"La révélation espagnole du siècle" selon Pedro Almadovar, comme le clame l'affiche. C'est un procédé souvent utilisé est rarement pour le meilleur, comme avec Big Bad Wolves l'été dernier, soutenu par Quentin Tarantino. Même si on est loin de cette affirmation, La Nina de Fuego est un film intriguant comme son héroïne, à la lenteur fascinante.
Le film ne se raconte pas, mais se vit. Le réalisateur Carlos Vermut; dont c'est le second film; joue avec le spectateur, en effectuant des aller/retour dans le temps, tout en nous emmenant dans de multiples directions. Le but n'est pas de nous perdre en route, mais de nous manipuler et de nous prendre à contre-pied, comme va le faire son héroïne Barbara (Barbara Lennie).
On est sous le charme de cette femme psychologiquement fragile et soumise à son mari. On est aussi en empathie pour Alicia (Lucia Pollen) atteinte d'une leucémie. Deux personnages féminins, un ange et un démon, ou l'inverse ? Luis (Luis Bermejo), le père de la dernière, va tout mettre en oeuvre pour assouvir les rêves de sa fille, jusqu'à en perdre la raison.
La raison est un des thèmes du film, il est associé à l'émotion, des sentiments entre lesquels oscille le peuple espagnol. Un combat entre les deux s'engage, lequel va prendre le pas sur l'autre, là est le véritable enjeu de ce film qui tente de comprendre l'âme ibérique.
Cette dualité va être définie à travers la corrida, ou le taureau affronte un toréador, soit l'émotion face à la technique. C'est le reflet de l'état d'esprit de ce pays en pleine indécision, au contraire des états nordiques "dits" cérébraux, alors que le moyen-orient est dans l'émotion. Dans l'impossibilité de faire un choix, ils sont toujours à la recherche de leur identité, dans une Espagne en pleine crise économique où les rues et bars sont désertés. Dans ce calme apparent, se cache un volcan en sommeil. Le hasard va le réveiller, au risque de le voir entré en éruption.
Le film est d'une lenteur hypnotique. La réalisation glaçante de Carlos Vermut est envoûtante, comme la beauté vénéneuse de Barbara Lennie. Les plans, comme les personnages, sont extrêmement bien travaillés. La direction d'acteurs est tout aussi réussie, que son montage et sa forme visuelle.
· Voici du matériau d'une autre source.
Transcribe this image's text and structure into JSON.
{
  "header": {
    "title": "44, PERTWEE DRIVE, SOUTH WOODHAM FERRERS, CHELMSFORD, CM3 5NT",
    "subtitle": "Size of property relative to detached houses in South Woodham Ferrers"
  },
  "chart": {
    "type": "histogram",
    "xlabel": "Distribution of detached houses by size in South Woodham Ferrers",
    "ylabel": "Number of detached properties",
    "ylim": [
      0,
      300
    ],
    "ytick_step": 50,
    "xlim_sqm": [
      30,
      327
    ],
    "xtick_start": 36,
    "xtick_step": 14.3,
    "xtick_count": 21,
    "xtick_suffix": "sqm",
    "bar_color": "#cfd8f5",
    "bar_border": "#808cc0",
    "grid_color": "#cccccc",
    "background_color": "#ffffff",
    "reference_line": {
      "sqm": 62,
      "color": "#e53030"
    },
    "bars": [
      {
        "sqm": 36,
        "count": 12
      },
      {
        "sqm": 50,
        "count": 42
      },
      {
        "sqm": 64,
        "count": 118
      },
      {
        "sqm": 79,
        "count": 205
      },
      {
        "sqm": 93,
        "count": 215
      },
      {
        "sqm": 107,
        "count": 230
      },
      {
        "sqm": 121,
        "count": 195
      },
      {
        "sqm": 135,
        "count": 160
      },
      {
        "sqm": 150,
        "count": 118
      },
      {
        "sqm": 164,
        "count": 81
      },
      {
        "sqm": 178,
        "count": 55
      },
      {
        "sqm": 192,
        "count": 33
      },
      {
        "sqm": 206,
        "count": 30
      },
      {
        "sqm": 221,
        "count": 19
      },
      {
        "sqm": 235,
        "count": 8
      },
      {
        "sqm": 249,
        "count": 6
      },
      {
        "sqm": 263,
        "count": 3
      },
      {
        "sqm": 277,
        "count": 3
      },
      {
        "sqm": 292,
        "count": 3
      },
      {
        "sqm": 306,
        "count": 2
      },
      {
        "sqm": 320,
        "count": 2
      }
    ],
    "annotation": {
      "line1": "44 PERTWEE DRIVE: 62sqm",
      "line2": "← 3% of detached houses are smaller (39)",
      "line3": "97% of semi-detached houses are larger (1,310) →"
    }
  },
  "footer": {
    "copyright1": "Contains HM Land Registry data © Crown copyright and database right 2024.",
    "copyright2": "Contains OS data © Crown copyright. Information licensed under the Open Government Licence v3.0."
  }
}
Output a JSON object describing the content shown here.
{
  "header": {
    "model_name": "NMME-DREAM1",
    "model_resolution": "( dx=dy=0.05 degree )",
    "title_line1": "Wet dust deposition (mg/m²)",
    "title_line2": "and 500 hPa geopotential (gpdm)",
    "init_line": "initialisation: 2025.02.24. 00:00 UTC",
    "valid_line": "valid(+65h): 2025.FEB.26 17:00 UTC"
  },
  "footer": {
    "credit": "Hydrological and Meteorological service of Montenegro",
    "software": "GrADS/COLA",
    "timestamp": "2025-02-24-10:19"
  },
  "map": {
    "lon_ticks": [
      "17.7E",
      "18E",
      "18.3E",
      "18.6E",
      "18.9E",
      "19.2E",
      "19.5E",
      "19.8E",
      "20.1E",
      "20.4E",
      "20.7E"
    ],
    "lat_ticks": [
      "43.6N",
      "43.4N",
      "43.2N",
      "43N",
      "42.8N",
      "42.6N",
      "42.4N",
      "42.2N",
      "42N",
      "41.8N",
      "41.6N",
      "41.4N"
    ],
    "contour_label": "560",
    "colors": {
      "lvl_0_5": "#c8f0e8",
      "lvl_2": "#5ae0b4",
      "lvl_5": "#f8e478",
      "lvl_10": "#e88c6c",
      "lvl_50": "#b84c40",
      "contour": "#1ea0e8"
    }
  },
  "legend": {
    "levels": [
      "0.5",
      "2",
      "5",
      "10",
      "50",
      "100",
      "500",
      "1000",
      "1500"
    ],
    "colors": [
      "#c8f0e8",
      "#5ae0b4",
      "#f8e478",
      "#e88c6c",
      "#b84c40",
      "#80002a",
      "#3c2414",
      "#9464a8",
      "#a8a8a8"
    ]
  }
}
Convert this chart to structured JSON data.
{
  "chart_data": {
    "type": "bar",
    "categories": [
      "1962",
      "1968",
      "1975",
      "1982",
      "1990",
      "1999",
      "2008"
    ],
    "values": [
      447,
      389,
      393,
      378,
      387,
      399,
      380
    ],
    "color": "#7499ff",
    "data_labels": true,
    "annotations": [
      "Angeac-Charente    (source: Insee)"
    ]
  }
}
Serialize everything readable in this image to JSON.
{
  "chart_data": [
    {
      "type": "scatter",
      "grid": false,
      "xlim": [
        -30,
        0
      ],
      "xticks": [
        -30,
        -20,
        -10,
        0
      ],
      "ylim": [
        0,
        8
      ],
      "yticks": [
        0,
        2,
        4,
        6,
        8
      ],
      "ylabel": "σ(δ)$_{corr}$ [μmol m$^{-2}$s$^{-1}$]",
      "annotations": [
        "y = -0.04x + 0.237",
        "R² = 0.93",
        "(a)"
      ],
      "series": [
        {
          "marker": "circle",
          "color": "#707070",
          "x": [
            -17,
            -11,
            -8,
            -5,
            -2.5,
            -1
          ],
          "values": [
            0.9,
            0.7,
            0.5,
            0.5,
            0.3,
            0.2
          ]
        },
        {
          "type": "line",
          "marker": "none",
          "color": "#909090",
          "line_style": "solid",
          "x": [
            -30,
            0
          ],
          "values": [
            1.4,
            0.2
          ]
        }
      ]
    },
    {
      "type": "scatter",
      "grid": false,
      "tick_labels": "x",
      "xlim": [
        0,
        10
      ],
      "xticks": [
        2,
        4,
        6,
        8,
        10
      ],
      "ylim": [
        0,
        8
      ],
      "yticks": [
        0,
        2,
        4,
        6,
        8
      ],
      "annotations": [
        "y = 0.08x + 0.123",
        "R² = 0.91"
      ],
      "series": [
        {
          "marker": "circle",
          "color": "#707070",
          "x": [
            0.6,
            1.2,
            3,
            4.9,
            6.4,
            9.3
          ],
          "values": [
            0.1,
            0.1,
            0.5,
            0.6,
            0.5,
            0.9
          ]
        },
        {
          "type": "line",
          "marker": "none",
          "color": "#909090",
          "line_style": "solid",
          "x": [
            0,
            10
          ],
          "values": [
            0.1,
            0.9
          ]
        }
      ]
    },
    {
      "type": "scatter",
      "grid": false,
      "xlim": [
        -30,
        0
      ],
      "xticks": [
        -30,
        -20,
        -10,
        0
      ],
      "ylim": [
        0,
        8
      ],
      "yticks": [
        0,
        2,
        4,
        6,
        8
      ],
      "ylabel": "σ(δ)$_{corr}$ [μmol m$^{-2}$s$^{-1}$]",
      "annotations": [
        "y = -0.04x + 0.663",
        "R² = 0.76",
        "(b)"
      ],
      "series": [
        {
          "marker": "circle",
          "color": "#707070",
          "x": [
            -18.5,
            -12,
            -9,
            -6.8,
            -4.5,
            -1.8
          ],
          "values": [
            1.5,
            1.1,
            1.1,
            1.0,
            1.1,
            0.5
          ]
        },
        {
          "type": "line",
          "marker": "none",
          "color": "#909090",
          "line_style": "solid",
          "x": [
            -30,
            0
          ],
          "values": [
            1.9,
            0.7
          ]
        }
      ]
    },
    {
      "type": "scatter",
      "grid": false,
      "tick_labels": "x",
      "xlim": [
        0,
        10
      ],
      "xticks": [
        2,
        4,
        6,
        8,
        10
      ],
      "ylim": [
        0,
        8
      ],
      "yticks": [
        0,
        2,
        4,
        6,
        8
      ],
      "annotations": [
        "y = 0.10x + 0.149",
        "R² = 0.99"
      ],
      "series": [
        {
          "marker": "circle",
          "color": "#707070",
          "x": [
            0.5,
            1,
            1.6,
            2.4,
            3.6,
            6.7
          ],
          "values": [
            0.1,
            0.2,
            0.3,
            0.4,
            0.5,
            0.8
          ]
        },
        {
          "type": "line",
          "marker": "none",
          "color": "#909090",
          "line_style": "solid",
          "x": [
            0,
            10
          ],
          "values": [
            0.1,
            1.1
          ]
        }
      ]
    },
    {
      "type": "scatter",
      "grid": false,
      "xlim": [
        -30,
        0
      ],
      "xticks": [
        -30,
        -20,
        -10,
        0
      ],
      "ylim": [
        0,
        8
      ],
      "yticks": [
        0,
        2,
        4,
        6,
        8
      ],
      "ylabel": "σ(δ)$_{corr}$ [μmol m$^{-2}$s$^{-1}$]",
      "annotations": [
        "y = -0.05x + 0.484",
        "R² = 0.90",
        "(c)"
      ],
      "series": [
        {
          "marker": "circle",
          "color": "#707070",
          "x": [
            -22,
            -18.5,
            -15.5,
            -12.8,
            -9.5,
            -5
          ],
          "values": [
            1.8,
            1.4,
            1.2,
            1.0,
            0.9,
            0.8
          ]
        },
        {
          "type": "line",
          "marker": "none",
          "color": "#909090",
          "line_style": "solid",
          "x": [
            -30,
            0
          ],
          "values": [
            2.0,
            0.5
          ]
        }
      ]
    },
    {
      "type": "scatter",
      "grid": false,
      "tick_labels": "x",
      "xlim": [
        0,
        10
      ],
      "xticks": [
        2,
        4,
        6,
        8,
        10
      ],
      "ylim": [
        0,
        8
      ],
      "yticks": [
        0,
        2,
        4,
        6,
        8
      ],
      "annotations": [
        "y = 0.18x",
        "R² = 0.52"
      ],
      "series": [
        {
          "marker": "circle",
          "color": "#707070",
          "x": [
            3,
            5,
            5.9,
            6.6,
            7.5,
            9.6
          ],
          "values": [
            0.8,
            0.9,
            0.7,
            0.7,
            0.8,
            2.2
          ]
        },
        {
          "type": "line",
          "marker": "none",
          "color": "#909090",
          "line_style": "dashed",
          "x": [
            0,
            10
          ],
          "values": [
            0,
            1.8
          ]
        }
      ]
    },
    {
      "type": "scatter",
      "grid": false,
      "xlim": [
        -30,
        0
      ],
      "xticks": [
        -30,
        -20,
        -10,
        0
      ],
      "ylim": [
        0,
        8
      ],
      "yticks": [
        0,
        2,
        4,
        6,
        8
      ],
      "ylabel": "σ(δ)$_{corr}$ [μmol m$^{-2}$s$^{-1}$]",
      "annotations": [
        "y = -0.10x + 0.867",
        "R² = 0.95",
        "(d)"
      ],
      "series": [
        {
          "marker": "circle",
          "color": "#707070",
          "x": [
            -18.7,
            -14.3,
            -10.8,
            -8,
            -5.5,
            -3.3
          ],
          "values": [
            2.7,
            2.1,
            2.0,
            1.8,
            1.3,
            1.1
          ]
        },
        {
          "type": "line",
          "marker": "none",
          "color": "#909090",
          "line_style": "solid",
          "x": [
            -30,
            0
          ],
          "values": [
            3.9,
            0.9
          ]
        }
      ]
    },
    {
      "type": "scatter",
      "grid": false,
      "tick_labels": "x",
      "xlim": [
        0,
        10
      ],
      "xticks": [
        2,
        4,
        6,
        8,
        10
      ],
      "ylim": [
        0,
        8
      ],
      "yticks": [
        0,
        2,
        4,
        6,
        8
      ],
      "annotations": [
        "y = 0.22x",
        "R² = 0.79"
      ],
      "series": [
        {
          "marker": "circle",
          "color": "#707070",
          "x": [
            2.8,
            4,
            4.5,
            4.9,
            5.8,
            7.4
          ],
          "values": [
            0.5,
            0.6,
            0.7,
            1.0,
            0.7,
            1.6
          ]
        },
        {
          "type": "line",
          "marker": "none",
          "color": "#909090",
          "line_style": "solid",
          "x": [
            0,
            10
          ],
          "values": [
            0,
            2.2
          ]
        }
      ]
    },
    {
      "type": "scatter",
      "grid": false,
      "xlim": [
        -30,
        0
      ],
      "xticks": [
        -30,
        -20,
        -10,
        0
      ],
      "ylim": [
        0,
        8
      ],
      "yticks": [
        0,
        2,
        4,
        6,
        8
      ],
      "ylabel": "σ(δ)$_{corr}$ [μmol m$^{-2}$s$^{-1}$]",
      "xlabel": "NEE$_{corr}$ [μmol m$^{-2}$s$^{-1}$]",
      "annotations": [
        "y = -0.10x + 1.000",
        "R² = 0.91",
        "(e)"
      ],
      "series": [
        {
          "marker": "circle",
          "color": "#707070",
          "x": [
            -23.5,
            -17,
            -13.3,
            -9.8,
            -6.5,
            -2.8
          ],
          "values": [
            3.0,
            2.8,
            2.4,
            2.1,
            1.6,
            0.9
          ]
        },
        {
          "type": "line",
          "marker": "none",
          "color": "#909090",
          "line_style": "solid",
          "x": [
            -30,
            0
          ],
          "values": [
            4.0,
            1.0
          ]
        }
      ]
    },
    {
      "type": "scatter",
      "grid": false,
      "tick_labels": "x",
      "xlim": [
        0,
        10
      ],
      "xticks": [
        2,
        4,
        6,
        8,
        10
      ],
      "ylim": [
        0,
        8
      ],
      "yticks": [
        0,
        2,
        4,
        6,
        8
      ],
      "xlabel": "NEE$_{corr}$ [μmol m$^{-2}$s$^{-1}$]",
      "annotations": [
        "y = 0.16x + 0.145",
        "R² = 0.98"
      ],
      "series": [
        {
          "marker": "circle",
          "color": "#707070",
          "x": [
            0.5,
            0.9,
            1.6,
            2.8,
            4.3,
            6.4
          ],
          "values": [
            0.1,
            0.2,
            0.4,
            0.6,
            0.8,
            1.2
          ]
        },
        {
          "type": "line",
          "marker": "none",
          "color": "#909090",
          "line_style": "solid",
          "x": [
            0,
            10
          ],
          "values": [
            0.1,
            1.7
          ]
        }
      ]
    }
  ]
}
C'est un puzzle, où chaque pièce est vitale pour parvenir à finir l'histoire, mais si elle en manque une, tout peut déraper.
C'est souvent déroutant, les pistes sont brouillées et l'horreur se déroule hors-champ. Ne pas voir, mais savoir, a plus d'impact dans l'esprit du spectateur. On est mis constamment à contribution au cours du récit, en tentant de comprendre et de deviner ce qui va se er après chaque révélation. Dans ce drame psychologique, le spectateur ne se contente pas de regarder les événements. Son imagination est mis à contribution et c'est rarement agréable. Le film nous sort de notre zone de confort et comme Enemy l'année dernière, il nous colle à la peau longtemps après être sorti de la séance. Certes, c'est moins tordu et réussi, mais il nous secoue assez, pour rester à l'esprit.
Après La Isla Minima, le cinéma espagnol prouve avec La Nina de Fuego qu'il se porte très bien, en se révélant plus audacieux que la plupart des productions actuelles. Ce labyrinthe est une expérience visuelle et narrative à vivre, au risque d'y perdre la raison, en étant emporté par nos émotions face à la petite fille de feu.